I will never forget two pearls of wisdom Wheels uttered that autumn day almost a half-century ago: first, he said there are success stories walking around all over the globe, and, second, he said you don’t hear of too many married couples starving to death these days. The first of these two platitudes came in response to our discussion of our life goals. I wanted to become a college professor and we wanted to raise a family in a small college town where I would work. Wheels’ statement was encouraging because he exuded confidence in me, a guy he had known only a few hours.

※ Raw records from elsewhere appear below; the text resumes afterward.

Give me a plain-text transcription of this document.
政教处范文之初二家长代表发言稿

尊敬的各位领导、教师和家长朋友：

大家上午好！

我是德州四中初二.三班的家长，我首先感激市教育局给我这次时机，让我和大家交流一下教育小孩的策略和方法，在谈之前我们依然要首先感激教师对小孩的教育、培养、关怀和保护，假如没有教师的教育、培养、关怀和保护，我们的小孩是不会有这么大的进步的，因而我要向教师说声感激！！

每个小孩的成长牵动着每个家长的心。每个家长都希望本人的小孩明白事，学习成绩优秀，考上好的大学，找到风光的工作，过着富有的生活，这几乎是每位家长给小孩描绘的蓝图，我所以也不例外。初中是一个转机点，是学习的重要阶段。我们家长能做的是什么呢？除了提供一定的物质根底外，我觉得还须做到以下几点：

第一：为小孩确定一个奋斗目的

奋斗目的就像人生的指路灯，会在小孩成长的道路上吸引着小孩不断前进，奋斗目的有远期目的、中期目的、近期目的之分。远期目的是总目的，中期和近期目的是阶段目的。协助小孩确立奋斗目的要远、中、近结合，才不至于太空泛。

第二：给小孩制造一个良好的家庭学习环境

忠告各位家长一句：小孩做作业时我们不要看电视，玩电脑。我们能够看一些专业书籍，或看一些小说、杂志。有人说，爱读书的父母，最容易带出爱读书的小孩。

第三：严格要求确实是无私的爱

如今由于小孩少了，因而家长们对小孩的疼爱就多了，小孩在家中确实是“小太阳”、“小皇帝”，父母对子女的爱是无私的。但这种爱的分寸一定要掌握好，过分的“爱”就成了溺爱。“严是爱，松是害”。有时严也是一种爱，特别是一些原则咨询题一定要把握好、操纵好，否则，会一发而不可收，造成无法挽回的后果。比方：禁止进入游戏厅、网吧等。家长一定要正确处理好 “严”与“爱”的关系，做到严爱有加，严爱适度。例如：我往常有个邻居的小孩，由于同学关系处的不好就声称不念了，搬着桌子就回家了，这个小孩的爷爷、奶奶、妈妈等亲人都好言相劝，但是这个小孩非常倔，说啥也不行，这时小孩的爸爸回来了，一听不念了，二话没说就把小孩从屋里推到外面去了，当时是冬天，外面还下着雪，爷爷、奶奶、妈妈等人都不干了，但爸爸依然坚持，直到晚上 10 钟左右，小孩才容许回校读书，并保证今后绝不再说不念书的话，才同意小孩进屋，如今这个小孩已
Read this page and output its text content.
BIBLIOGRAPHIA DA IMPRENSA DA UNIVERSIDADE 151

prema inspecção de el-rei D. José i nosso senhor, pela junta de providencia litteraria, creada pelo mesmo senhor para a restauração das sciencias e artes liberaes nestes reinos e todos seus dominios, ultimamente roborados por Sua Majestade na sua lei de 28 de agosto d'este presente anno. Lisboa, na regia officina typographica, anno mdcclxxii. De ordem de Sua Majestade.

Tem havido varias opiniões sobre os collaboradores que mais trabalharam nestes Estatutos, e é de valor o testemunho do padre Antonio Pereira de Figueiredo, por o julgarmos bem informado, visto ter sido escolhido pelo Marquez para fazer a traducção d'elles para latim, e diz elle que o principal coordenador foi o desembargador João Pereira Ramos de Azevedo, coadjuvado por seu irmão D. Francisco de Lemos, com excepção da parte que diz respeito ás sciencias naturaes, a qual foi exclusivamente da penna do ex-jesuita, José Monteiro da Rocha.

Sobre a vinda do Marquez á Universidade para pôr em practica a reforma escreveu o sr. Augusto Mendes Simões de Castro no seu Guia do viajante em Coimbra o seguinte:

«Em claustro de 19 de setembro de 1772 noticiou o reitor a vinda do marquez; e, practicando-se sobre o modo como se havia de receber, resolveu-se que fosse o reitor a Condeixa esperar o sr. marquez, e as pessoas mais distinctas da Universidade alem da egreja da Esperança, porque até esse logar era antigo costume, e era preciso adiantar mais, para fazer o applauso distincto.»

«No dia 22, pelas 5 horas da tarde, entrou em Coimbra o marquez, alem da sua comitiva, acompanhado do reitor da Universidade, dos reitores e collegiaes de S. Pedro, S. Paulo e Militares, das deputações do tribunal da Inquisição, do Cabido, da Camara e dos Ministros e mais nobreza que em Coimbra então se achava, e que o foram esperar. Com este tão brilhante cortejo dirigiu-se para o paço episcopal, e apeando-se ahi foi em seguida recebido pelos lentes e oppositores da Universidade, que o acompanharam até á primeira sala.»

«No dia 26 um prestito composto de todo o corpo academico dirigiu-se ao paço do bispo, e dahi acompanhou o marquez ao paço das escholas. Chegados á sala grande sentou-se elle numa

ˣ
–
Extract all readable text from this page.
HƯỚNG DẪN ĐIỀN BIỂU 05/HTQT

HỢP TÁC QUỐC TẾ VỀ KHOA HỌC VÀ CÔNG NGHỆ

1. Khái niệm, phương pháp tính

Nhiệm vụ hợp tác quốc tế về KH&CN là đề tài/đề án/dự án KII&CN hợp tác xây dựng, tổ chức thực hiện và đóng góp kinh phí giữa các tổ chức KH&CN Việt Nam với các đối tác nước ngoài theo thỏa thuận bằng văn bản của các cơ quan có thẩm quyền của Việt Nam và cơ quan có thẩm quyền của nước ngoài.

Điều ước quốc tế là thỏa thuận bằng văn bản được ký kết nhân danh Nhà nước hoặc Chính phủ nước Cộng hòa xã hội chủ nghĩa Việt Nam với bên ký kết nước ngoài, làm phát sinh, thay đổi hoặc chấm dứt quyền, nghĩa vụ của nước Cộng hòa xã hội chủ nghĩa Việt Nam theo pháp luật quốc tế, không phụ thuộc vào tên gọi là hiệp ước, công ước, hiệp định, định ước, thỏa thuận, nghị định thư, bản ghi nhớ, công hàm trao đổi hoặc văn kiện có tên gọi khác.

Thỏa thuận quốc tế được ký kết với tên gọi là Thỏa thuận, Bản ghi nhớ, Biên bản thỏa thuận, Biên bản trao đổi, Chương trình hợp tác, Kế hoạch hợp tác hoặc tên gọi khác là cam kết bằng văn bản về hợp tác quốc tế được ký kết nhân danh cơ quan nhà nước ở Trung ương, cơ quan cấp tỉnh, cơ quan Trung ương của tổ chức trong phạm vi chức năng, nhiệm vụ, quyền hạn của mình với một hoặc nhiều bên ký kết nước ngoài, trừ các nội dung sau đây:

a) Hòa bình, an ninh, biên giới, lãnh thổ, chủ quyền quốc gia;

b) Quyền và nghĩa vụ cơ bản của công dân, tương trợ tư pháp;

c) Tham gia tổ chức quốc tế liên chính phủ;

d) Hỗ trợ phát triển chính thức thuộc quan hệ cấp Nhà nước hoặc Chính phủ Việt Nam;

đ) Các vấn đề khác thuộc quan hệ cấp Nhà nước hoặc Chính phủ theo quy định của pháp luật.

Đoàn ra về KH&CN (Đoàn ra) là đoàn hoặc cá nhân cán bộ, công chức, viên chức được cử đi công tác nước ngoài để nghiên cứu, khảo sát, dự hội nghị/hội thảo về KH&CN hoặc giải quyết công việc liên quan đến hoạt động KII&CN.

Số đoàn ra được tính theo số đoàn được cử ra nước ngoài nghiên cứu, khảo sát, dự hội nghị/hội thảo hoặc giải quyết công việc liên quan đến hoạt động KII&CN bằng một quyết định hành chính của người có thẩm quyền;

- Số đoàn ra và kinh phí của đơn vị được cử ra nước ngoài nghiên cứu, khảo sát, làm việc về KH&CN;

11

The second observation about not many people starving around our area came as a confidence builder as well. I think his message came as a result of his discerning a considerable amount of self-doubt as to my ability to make ends meet while we were in college. So Wheels’ words were a salve to our future anxiety and they built my faith that we could work our way through school.
Shortly after Wheels left to go back to Ouachita, the dean of men at Southern State flagged me down as I hurried across campus. “Dan,” he said, “You are an older student, a military veteran—you and your wife are just the kind of people I’d like to have hosting McCrary Hall (a men’s residence hall on campus).”
He went on to explain that the job included a rent-free apartment in the back of the dorm, utilities paid, tuition and fees paid for my wife and me, one meal a day in the cafeteria for both of us and $50 a month. When I mentioned the offer to my wife, she agreed with me that we should jump at the offer and jump we did. Wheels was right, we didn’t starve.
Wheels was also right about success stories walking around the globe. We both finished our bachelor’s degrees there and went on to Auburn University on a substantial fellowship that kept us from starving during the whole M. A. and Ph. D. programs.
Wheels was my friend for about four hours and the encouragement and truth that he spoke so long ago during that brief time have been mainstays for me throughout life. It is fair to say that we never know how much a little conversation can mean to people. It is also fair to say that when someone pops in to visit out of the blue and begins saying things that resonate inside your heart, you should honor that visitor and listen carefully.